Zelensky is courting the leaders of Europe for more weapons to not only halt the marching Russian troops who are slowly advancing and occupying Ukrainian settlements, but also to eventually defeat the Russian army and take back the land it has invaded since February 2022.
Russian forces have made advances in recent months across the eastern frontline and targeted the war-battered country’s power grid. Moscow said on Friday that its forces had captured the frontline villages of Zhelanne Druge and Ostrivske, the latest in a string of territorial gains for Russia.
The Ukrainian president has claimed that firing missiles deep within Russian territory, targeting weapons depots and other military locations, would be a game-changer in the war, but his Western allies have so far only allowed Kyiv to use their missiles for launching attacks on Russia in border regions.
Though the details of his “victory plan” have not yet been made public, Zelensky has said that it aims to “create the right conditions for a just end to the war.” Media reports have claimed that it contains nothing new: just Zelensky demanding more military aid and permission to fire long-range Western weapons at targets in Russia.
Joe Biden has so far refused to agree, fearing that it would provoke Moscow, whose president Vladimir Putin recently revised the Russian nuclear doctrine to deter the West from being too aggressive.
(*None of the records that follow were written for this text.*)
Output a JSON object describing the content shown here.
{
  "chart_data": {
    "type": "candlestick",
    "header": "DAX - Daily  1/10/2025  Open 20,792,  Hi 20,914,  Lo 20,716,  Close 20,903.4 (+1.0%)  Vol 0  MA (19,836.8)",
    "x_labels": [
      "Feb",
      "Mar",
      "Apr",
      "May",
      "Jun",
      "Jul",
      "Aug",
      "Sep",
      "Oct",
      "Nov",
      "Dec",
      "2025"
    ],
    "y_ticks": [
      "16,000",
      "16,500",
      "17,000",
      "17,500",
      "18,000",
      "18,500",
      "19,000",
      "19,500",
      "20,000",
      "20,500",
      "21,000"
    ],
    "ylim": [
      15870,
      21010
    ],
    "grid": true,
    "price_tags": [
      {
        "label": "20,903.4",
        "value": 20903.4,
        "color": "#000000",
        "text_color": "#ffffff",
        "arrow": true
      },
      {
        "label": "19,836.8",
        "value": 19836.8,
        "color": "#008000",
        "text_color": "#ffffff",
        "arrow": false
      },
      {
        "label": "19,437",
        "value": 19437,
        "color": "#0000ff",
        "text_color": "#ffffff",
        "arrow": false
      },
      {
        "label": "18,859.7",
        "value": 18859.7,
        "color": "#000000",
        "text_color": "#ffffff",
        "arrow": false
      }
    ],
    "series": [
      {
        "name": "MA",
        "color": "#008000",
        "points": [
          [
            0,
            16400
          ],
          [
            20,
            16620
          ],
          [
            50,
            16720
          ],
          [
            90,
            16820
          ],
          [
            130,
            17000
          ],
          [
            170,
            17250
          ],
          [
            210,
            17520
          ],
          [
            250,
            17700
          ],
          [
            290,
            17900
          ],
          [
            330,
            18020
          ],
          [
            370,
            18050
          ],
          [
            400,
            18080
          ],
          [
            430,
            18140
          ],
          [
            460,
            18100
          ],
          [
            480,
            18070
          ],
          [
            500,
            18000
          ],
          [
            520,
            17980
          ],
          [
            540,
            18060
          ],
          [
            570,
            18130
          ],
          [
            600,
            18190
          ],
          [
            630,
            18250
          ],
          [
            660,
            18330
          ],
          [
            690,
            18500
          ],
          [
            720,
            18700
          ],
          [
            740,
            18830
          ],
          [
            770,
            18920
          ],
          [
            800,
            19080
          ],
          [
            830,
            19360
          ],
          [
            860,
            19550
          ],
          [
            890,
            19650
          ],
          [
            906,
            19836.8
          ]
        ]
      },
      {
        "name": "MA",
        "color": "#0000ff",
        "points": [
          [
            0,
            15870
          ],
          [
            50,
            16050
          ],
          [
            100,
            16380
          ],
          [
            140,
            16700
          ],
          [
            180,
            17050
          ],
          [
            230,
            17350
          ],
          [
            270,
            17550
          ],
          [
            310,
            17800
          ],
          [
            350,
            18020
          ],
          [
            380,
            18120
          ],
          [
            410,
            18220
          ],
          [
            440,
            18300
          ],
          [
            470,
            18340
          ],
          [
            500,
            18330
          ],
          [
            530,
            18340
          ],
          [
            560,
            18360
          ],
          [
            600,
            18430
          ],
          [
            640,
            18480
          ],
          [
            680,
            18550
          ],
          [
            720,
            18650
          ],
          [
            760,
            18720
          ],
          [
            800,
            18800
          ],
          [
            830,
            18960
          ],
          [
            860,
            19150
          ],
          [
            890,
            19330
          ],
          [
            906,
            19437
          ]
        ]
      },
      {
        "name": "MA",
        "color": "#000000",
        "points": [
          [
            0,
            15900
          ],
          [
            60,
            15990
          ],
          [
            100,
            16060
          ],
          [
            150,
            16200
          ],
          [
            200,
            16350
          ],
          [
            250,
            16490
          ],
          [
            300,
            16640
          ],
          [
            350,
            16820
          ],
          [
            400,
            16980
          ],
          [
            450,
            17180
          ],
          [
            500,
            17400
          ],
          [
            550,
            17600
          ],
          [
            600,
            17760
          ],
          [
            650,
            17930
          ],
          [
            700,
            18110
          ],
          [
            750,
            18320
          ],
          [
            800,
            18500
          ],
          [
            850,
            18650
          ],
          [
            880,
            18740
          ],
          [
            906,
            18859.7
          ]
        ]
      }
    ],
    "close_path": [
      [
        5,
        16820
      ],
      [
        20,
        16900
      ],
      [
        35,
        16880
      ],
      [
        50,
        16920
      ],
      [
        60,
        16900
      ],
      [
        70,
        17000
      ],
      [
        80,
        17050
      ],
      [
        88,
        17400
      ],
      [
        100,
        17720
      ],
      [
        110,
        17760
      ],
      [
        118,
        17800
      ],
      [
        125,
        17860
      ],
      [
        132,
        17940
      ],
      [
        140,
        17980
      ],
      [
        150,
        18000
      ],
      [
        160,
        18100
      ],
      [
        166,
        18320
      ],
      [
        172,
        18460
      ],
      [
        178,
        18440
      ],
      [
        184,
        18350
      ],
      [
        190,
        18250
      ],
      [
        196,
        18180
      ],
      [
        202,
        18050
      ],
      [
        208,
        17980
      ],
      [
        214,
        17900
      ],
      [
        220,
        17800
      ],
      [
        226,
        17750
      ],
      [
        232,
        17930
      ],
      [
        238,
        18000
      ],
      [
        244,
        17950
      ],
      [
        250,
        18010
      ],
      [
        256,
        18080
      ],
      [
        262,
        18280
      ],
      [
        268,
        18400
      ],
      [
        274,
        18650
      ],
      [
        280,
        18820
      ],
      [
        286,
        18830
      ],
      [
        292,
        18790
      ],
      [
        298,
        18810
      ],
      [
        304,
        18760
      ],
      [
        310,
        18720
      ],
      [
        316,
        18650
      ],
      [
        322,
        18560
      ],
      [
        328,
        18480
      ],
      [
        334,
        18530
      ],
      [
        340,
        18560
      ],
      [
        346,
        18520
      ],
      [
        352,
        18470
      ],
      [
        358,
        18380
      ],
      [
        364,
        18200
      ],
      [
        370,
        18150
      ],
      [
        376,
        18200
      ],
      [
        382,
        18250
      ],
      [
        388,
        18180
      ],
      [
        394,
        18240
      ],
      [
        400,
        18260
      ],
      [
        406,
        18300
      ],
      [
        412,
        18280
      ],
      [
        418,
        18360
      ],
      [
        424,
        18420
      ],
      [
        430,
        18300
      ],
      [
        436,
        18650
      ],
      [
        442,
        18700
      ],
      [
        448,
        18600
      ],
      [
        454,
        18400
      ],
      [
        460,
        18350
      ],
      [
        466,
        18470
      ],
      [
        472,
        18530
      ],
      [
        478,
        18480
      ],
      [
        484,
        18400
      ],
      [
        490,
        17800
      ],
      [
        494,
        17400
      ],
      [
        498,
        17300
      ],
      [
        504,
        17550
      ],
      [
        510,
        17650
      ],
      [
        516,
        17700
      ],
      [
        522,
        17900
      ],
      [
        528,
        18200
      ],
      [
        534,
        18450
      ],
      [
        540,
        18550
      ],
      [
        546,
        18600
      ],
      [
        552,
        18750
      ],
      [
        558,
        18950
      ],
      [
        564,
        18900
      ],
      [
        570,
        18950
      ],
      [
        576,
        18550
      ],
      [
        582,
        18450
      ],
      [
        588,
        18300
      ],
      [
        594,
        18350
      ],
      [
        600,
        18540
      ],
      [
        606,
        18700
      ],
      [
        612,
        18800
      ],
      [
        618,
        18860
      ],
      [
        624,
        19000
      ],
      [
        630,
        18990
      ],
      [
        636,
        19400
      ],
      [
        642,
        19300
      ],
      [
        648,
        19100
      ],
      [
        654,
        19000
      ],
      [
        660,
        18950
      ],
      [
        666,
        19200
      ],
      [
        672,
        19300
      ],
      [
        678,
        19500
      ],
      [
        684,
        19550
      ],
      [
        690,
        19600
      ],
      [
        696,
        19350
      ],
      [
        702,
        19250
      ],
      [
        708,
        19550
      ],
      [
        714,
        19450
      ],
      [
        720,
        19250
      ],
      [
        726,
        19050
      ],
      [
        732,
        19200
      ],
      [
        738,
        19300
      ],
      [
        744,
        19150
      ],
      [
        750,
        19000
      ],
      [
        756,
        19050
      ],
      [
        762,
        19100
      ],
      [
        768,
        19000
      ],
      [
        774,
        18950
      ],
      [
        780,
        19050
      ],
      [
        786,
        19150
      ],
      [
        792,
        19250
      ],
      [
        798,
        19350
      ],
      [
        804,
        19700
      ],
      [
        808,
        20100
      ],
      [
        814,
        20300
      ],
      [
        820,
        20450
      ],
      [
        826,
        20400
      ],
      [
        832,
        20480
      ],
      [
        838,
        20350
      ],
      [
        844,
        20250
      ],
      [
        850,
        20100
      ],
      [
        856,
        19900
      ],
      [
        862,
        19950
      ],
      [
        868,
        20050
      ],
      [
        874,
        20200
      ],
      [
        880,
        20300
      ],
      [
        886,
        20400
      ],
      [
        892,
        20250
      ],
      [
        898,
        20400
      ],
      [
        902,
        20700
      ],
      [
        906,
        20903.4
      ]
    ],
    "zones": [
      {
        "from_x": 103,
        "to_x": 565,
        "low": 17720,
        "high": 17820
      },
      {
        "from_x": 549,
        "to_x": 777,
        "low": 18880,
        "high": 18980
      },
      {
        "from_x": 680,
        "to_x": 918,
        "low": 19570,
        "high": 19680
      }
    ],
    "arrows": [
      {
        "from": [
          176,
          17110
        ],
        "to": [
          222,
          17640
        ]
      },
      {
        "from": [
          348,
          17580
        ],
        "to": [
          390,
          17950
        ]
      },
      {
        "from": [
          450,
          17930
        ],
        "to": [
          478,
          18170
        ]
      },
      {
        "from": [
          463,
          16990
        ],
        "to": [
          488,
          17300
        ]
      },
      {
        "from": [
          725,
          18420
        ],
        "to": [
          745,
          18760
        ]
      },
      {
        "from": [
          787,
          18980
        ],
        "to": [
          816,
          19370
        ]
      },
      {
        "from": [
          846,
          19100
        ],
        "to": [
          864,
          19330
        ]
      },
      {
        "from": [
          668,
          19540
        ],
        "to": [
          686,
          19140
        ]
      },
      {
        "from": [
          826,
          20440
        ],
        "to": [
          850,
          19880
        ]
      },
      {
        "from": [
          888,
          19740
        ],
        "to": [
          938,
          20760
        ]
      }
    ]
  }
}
American-made ATACMS, British-made Storm Shadow missiles, and French-supplied SCALP missiles have already been used by the Ukrainians to strike Russian military targets in and around the Crimean Peninsula, which Moscow annexed in 2014.
Zelensky and the Ukrainian leadership have been trying to prove that Moscow’s “red lines” are nothing more than a bluff, citing the recent Ukrainian incursion into the Russian Kursk region as evidence and saying that attacking Russia has no consequences, despite threats made by Putin.
However, Western European leaders are hesitant to go one step further.
Following Zelensky’s meeting with British Prime Minister Keir Starmer on Thursday, the PM’s office stated that “there’s no change in the government’s policy on the use of long-range missiles,” and that ministers were looking at other ways of supporting Ukraine. Italian Prime Minister Giorgia Meloni is also staunchly against Ukraine using its Storm Shadows to hit Russia, adding that she was determined to help Ukraine for as long as necessary.
German Chancellor Olaf Scholz has been even more cautious, and has so far refused to send long-range Taurus missiles to Ukraine. But Berlin has flip-flopped about military aid to Ukraine since the outbreak of the war. Germany was initially only willing to send helmets, but pressure from NATO allies and the hawkish Greens within the government persuaded Social Democrat Olaf Scholz to allow the delivery of anti-aircraft systems and battle tanks.
On Friday, at a meeting with Zelensky in Berlin, the chancellor promised further weapons deliveries worth €1.4 billion for Kyiv. The new aid includes air defence systems, artillery, and drones.
France has been the only Western nation so far that has allowed the use of its cruise missiles to strike targets in Russia. In Paris, French President Emmanuel Macron said his country is still fully behind Kyiv, despite political difficulties at home that have raised questions about how much help France will be able to give in the coming months.